ラフィーニャがいたらまた違ったのかもしれませんが、背後に走った選手にボールが出てくるシーンは少なかったです。良いタイミングで背後に出ていたフェルミンをもう少し素直に使ってあげても良かったと思いました。
テンポを落としたボール保持で
後半のバルサのチャンスシーンは、ペドリのクロスからフェランが見事なフィニッシュを決めたがオフサイド判定になったものくらいでした。ヤマル不在時のチャンスメイクは引き続きの課題になりますね。
しかし、後半はセルタのチャンスも少なかったのも事実で、攻め手がないなりにテンポを落としたボール保持でゲーム展開を進めたのは良かったと思います。セルタの後半のシュートは本来はオフサイド判定のものが1本と、終盤の直接フリーキックのみで、ペドリ中心の保持で上手くコントロールできたのは特筆すべきでしょう。
ペドリは明らかに疲労を感じさせる振る舞いを見せていましたが、後半は流石のスキルを発揮し、セルタのプレッシングにストレスを与え続けていました。ヤマルがピッチに立たない時に、チームメイトが真っ先に頼るのはペドリになります。
また、目立たないながらも攻撃を未然に防ぐCB2枚のスキルも光りました。結局今季はクバルシとマルティンのコンビがファーストチョイスになりましたね。マルティンがCBとしてブレイクスルーを遂げてなかったらと思うとゾッとします。
73分にバルサは最後の交代カードを切ります。オルモとフェランを下げて、フレンキーとラッシュフォードを投入します。エリックを下げずにフレンキーを投入することで、静的な展開の継続を狙った形ですね。

セルタは終盤にバルサキラーのアスパスを投入し、同点弾を狙いますがバルサゴールには迫り切れず。試合はこのまま1-0で終了し、バルサが勝ち点3を積み上げました。
雑感
CLからのカムバックということで、まずは勝利できて良かったと思います。カンセロとヤマルが同時に離脱するというアクシデントがありながらも、後半上手く対応したのは評価されるべきでしょう。

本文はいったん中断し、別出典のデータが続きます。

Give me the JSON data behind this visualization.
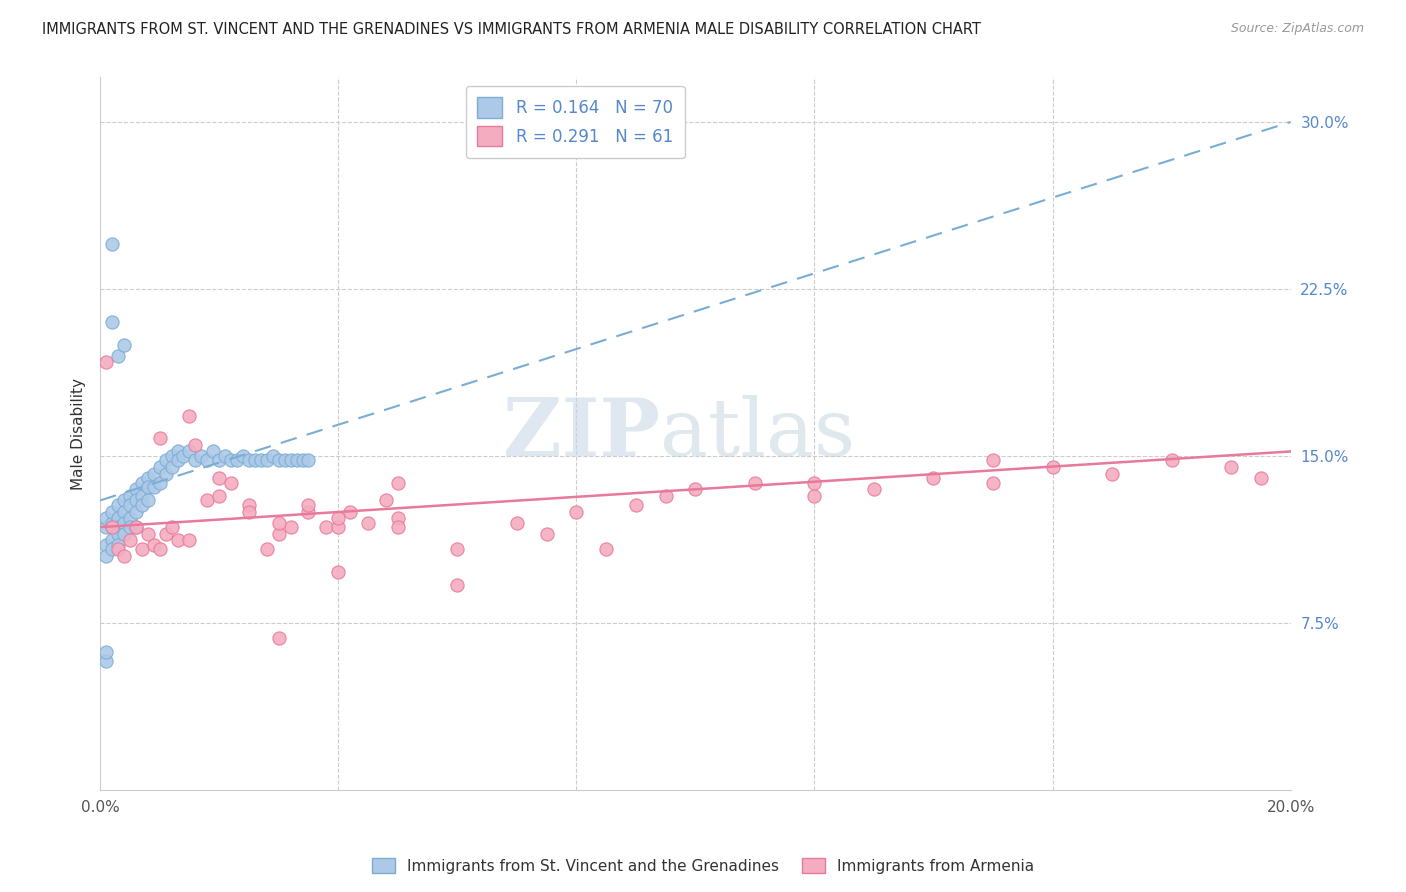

しかし、ヤマルとカンセロの状態が気がかりなところです。大外からドリブルで破壊できるキャラクターは他に所属しておらず、ラフィーニャも離脱している現状で彼らもいなくなると、バルサの攻撃のクオリティはかなり下がってしまうのが実情です。
特にヤマルは、真偽不明ですが残りシーズンを欠場するとの報道もあり、そのケースも想定する必要があるかもしれません。できるだけクラシコまでに人が揃うと良いのですが。
これでマドリーとの勝ち点差は9をキープしました。このまま両チームともに勝ち続けるとそのクラシコが優勝決定戦になるようです。バルサもマドリーももうリーグ戦しか残っていないですが、シーズンの最後にモチベーションが残っているのはいいことですね。
次のゲームは中2日でアウェイヘタフェ戦です。何とこの試合の終了時刻から約40時間後にキックオフです。先週末試合がなかったわけでもう少し何とかならんのかいという日程ですね。激しいゲームが予想されるだけに、上手くメンバーはマネジメントしたいところです。
最後までお読みいただきありがとうございました。